Following on from the talk by Frances Gibb on George Crabbe I had a look through the archives to see what connections Suffolk Book League has made with poetry over the years. It would seem that early on there were a number of speakers on the subject, particularly in 1984 when talks included our former president, Norman Scarfe, and another when Peter Pears read some of his favourite poetry in April of that year (that must have been one meeting not to be missed).


Talks by poets and about poets seem to have been irregular in the 1990s and early 2000s, although in June 1992 John Wain, himself a poet and a member of the literary group known as ‘The Movement’ spoke about Philip Larkin, who was a fellow member.
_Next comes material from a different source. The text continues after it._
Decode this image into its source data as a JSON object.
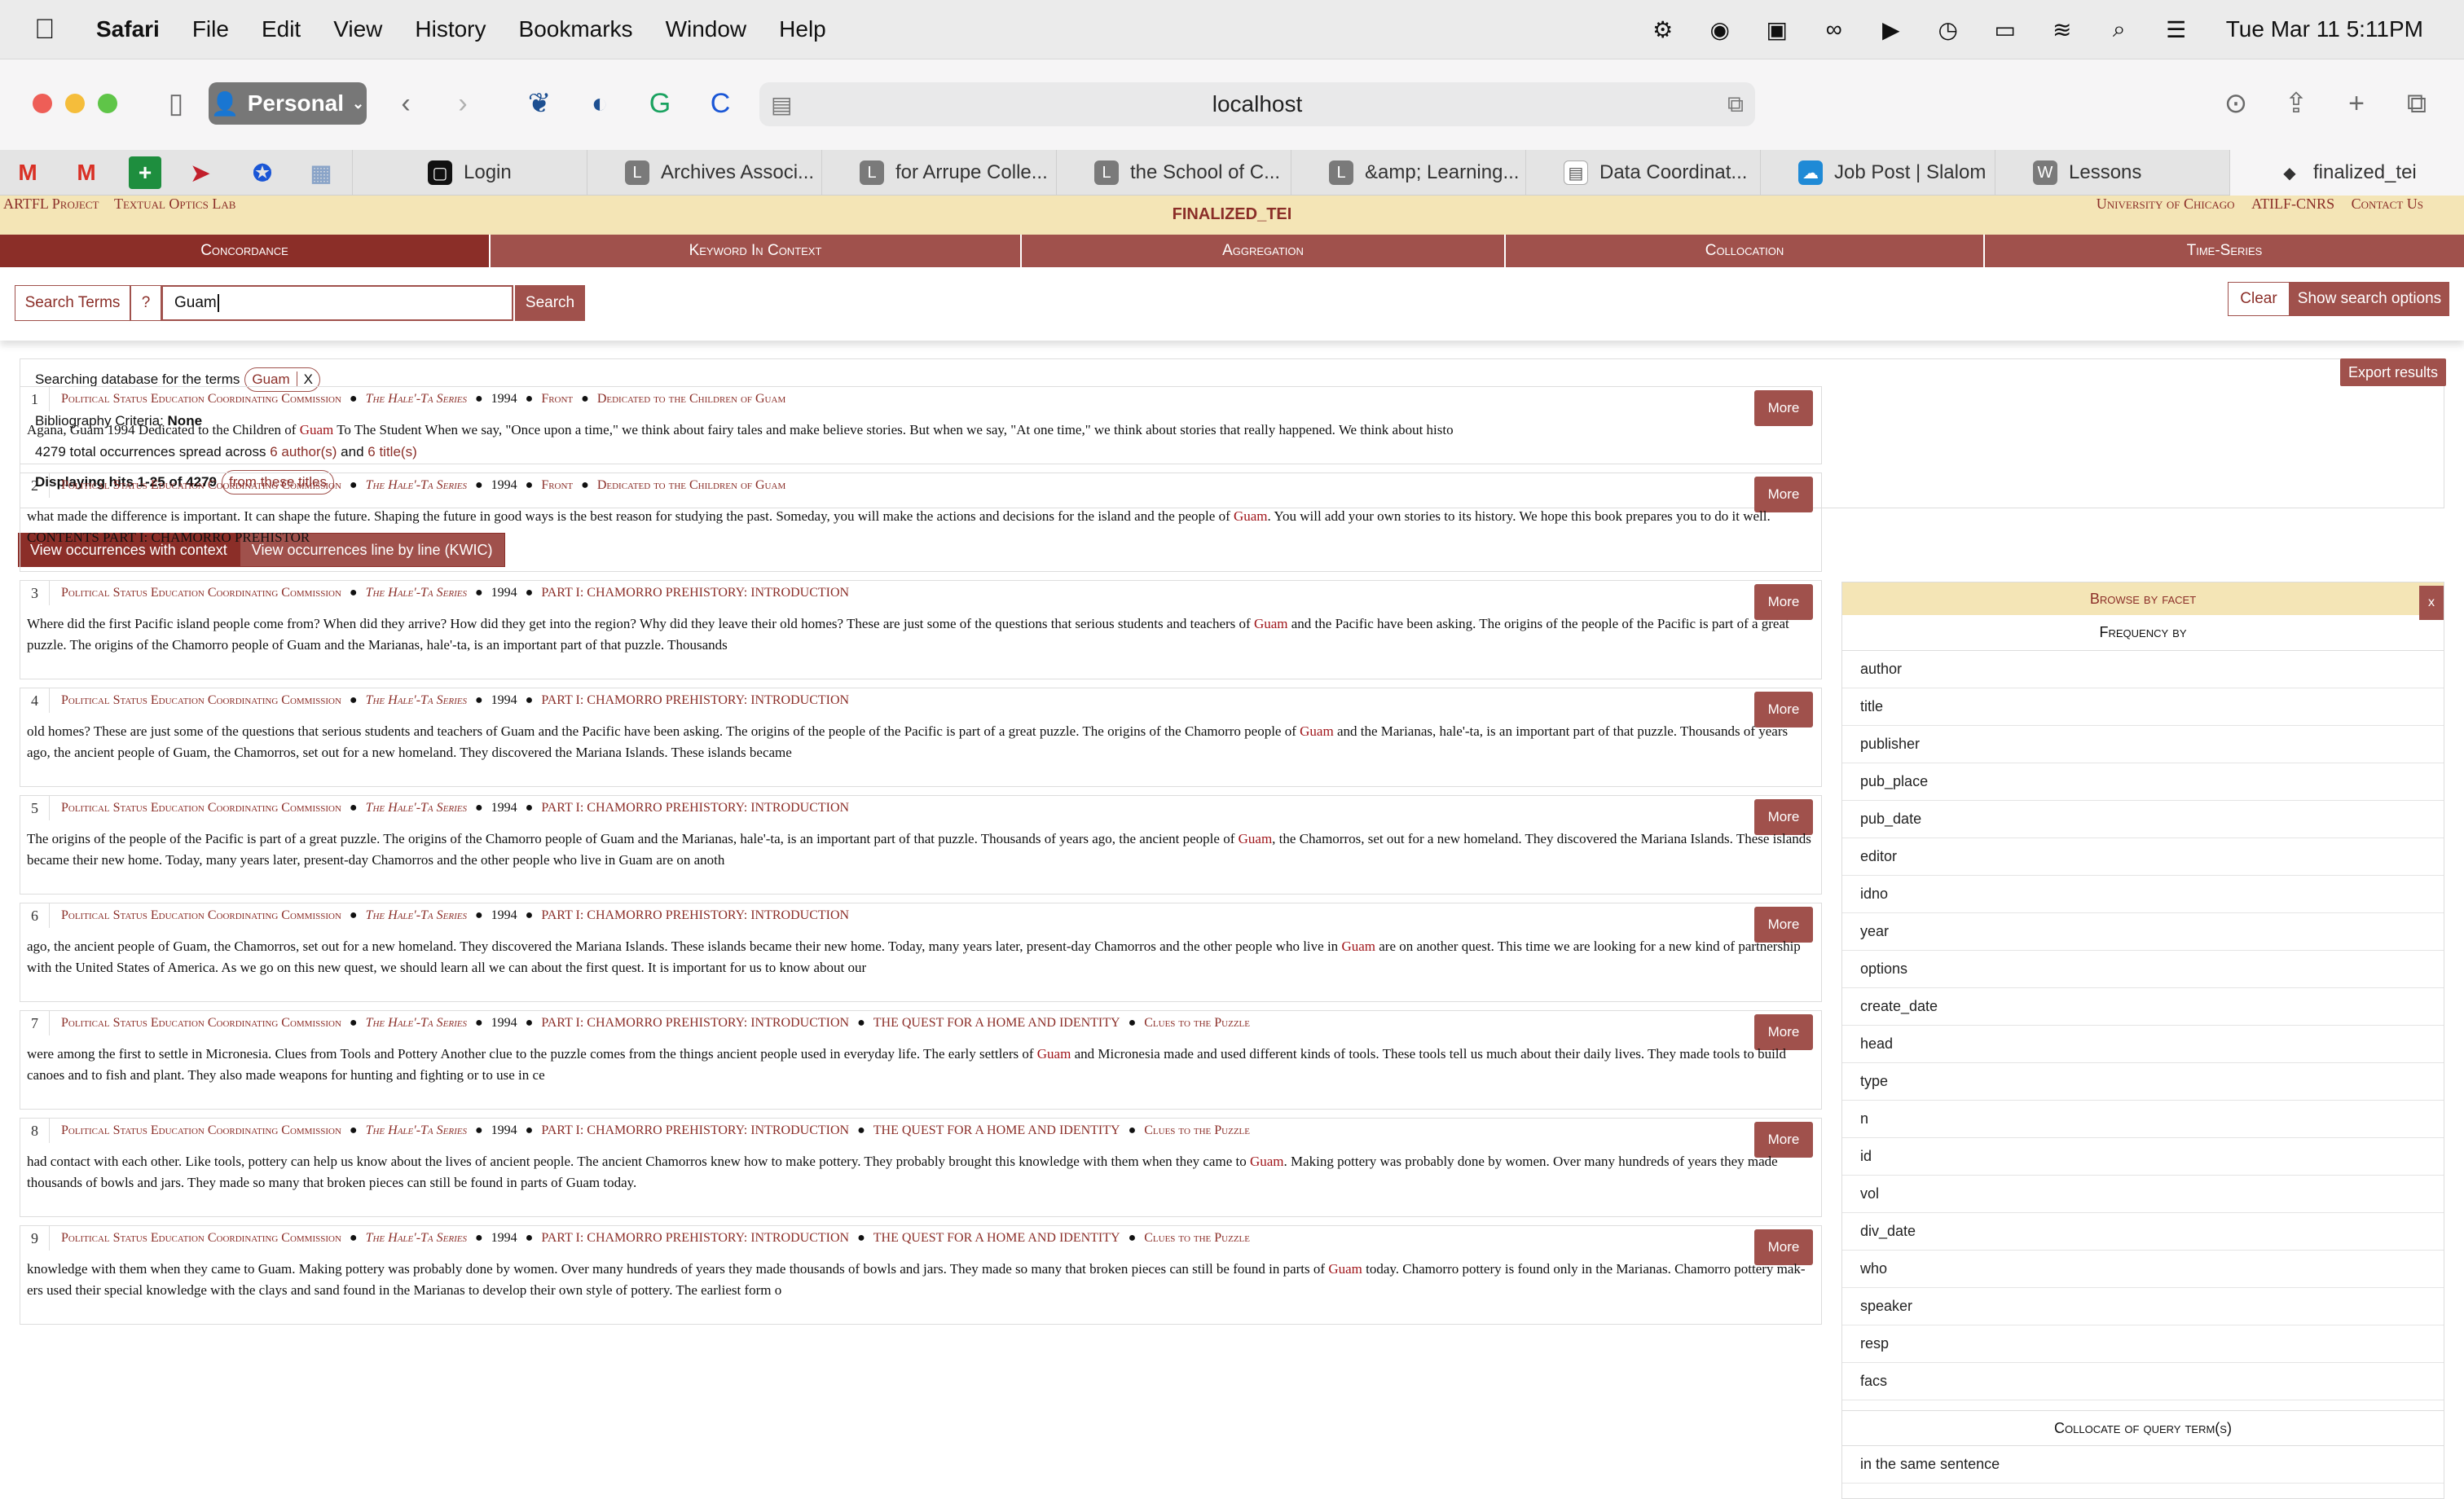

Various forays into the topic after this culminated in 2017 when no less than two poets came to speak and read from their work: Hollie McNish in February and Wendy Cope in November. As a young and popular performance poet, Hollie drew a different and vibrant audience, I recall them sitting on the floor at the front. Jacquie Knott, writing in BookTalk (1) comments that Hollie ‘has always used verse to keep her diaries’ and that she ‘read from her book about motherhood Nobody Told Me, which won the 2017 Ted Hughes Award (1). In November 2017 Wendy Cope read from a new book: Christmas Poems. In a review in BookTalk Spring 2018 (2) Keith Jones explained that the secret of her poetry lies in ‘the wit’. The review notes that Wendy admires poets such as A. E. Houseman and Philip Larkin, but her poetry has a slightly different inspiration – ordinary life – ‘she likes to make the most of every day’(2). Surely this is a good maxim for us all.


Janet Bayliss

  1. Knott, J. Hollie McNish, BookTalk, 2017, Summer, (168): 4.

  2. Jones, K. Wendy Cope, BookTalk, 2018, Spring, (169): 7.